Das Wahrzeichen Österreichs, der Wiener Stephansdom, stand kurz vor Weltkriegsende lichterloh in Flammen und am 12. April 1945 stürzte unter tosendem Krach die größte Glocke, die Pummerin, zu Boden und zerbrach. Foto: Lichtbildstelle der Stadt Wien

Im April 1945 tobte der „Kampf um Wien“. Das nationalsozialistische Regime steuerte im Zweiten Weltkrieg auf seinen direkten Untergang zu, nicht jedoch ohne vorher noch allerorts zahlreiche „Verbrannte Erde“ zu hinterlassen. Die Deutsche Wehrmacht war seit der verloren gegangenen Schlacht um Stalingrad Ende Jänner 1943 überall auf dem Rückzug und die alliierten Streitkräfte standen nicht nur bereits vor der Reichshauptstadt Berlin, auch „Die Schlacht um Wien“ war voll entbrannt.

Direkt hinein in diese anstehenden Kämpfe trat der österreichische Offizier Major Carl Szokoll auf den Plan, der Wien zur „Offenen Stadt“ erklären wollte, um diese ohne weiteres sinnloses Blutvergießen direkt an die Russen und deren „Rote Armee“ zu übergeben.
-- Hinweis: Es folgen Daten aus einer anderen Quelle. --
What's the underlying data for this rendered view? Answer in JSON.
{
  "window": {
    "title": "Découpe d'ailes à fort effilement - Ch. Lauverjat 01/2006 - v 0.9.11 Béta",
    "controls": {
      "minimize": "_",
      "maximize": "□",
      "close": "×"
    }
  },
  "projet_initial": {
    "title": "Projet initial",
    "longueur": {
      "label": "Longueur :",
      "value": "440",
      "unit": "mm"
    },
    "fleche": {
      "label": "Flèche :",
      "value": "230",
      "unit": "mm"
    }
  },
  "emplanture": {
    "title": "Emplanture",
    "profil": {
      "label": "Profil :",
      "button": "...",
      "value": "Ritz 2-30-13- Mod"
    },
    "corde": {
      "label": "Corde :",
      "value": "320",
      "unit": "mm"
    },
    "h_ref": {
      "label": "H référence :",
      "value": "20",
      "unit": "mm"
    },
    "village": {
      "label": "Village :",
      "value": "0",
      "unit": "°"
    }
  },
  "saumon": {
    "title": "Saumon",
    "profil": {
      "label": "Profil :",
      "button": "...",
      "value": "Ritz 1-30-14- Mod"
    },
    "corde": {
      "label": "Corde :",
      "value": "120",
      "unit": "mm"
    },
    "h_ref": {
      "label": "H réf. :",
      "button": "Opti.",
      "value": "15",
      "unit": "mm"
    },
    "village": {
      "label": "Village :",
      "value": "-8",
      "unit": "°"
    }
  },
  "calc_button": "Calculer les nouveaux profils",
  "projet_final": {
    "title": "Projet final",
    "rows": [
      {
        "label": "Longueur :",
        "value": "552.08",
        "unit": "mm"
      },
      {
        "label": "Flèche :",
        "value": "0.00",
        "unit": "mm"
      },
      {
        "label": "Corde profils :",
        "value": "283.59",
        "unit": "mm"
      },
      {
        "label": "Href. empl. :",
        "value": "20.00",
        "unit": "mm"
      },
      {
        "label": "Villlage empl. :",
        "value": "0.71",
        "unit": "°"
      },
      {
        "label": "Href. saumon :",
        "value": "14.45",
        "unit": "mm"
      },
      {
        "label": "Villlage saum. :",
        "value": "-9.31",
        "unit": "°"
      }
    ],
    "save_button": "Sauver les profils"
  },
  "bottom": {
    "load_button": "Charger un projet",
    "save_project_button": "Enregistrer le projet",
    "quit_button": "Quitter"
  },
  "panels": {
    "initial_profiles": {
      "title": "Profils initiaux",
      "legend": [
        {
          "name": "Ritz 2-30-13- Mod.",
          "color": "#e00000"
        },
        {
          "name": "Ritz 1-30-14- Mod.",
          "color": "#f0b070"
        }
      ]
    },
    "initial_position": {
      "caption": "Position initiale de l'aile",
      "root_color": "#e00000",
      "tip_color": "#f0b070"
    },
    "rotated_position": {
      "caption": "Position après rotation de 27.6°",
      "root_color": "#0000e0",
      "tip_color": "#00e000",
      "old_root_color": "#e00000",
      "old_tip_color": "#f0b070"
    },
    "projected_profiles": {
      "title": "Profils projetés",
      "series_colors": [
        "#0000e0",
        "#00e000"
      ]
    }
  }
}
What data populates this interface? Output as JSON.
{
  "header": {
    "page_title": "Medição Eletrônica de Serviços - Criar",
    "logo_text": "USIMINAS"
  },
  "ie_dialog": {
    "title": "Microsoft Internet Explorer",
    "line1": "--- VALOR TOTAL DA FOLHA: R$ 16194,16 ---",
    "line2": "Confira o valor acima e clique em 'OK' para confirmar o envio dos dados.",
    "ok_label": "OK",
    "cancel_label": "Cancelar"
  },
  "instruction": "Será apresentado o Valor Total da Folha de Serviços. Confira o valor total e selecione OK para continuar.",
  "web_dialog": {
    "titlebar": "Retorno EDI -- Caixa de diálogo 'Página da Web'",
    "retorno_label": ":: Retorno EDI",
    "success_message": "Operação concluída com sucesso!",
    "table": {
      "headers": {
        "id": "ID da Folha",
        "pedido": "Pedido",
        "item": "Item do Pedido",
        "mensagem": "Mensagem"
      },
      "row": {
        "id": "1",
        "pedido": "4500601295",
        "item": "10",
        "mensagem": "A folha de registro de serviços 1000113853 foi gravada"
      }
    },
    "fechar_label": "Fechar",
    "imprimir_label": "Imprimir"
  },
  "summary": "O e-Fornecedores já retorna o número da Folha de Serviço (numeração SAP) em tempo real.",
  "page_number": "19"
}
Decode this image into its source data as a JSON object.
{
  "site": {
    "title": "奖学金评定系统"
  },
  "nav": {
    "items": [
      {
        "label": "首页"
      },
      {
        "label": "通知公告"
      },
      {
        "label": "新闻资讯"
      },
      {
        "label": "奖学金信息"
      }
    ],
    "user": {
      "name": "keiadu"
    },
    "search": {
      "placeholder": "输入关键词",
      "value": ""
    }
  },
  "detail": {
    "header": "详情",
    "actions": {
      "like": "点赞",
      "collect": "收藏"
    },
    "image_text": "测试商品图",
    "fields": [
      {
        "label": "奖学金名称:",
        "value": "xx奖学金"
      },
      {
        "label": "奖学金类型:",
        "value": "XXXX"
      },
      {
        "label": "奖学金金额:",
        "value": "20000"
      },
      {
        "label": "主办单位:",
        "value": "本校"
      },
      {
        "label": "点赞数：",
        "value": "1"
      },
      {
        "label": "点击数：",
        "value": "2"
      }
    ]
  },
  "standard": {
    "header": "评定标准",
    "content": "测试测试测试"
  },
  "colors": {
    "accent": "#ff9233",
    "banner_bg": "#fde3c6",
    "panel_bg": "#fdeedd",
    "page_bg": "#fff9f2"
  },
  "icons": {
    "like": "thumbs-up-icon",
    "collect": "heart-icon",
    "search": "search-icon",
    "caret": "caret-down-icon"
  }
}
Dem gegenüber stand sein geleisteter Fahnen-Eid auf „Führer, Volk und Vaterland“, den er einst in gutem Glauben auf das NS-Regime geschworen hatte. Die Überlegungen über den „Wert und den Unwert des Soldateneides“ schienen aus Sicht von Major Carl Szokoll im Jahre 1945 überschaubar, er fühlte sich seinem abgelegten Treue-Eid nicht mehr verpflichtet.

Die Nacht vom 11. auf den 12. April 1945

Der Wiener Stephansdom, das Wahrzeichen Österreichs schlechthin, hatte bisher den Zweiten Weltkrieg relativ schadlos überstanden. Dennoch entkam auch der prächtige Dom der Katastrophe nicht. Nach einem von insgesamt 53 geflogenen Luftangriffen auf Wien legten Horden von Plünderern Brände in den ausgebombten Warenhäusern rund um den Stephansplatz, und das nur, um die eigenen Spuren zu verwischen. Kurz davor bekam der Stephansdom 9 Treffer, entstanden aus Batteriefeuer-Beschuss ab.

Der Innenraum des Domes war kalt und durch die Einschusslöcher hindurch sog er wie ein Blasebalg die heiß gewordene Luft des Feuers von außen ein. Und mit der Luft auch die Funken und die wild um sich schlagende Feuersbrunst. Die Flammen schlugen rasch um sich und griffen das 500 Jahre alte Lärchenholz an. Das Dachgestühl begann zu brennen und binnen kürzester Zeit stand der ganze Dom in Flammen.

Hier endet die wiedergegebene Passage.